Mentre noi oggi, a cuor leggero,
stiamo assaporando tutto quanto di bello e appagante può offrire la montagna i
nostri nonni in grigioverde, in qualunque istante, potevano essere inquadrati
nel mirino del cecchino di turno.
Questa continua tensione poteva trasformarsi
in ossessione nel già alterato equilibrio dei nervi che poi, in ogni caso,
andava ad aggiungersi agli innumerevoli disagi che costituivano la quotidianità
in quella difficile, tremenda situazione.
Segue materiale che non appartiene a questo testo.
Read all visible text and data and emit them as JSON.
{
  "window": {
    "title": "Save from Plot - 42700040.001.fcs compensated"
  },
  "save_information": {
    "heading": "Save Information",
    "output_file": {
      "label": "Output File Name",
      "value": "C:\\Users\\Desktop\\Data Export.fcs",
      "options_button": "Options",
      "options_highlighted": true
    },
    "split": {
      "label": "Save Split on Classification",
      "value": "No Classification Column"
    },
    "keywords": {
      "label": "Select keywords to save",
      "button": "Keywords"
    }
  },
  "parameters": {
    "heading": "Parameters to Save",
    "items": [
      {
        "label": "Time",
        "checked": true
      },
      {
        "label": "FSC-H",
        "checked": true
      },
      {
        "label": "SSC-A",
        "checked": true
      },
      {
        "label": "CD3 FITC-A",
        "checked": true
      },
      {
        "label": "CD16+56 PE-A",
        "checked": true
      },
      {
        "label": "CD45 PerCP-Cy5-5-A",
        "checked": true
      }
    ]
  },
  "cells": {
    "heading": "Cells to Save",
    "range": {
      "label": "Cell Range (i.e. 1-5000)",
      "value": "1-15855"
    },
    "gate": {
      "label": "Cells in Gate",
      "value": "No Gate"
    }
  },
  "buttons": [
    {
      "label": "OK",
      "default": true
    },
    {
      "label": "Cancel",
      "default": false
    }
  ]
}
Pensiamo al freddo che accompagnava
costantemente i nostri militi in tutti i mesi invernali, 24 ore al giorno, senza
pause; gelo di una intensità tale da limitare i movimenti e rallentare persino i
riflessi.
Risultava normale essere esposti ai meno 30° o ritrovarsi rintanati
come talpe nelle gallerie, con alta probabilità oltretutto di far la fine del
topo.
La maledetta, insistente pioggia, nella precarietà dei pochi ricoveri o
ripari, rendeva inzuppati fradici i nostri soldati senza possibilità alcuna che
questi potessero a breve tempo rimettersi in condizioni accettabili.
Se per una
ragione qualsiasi era messo fuori uso il mulo con la cassa di cottura quel
giorno forzatamente veniva attuato il digiuno. Inoltre ogni militare ospitava
abitualmente sul proprio corpo un numero imprecisato di piccoli inquilini,
schifosi animaletti difficili da sfrattare.
Per noi ora tornare alla realtà di
tranquilli turisti nella odierna, piacevole escursione è come riaversi di botto
da un brutto incubo, al punto da non avvertire più neppure la fatica. La gioia
di raggiungere la cima ci coinvolge totalmente e sarà la costante che ci
accompagnerà nelle ore passate in altura.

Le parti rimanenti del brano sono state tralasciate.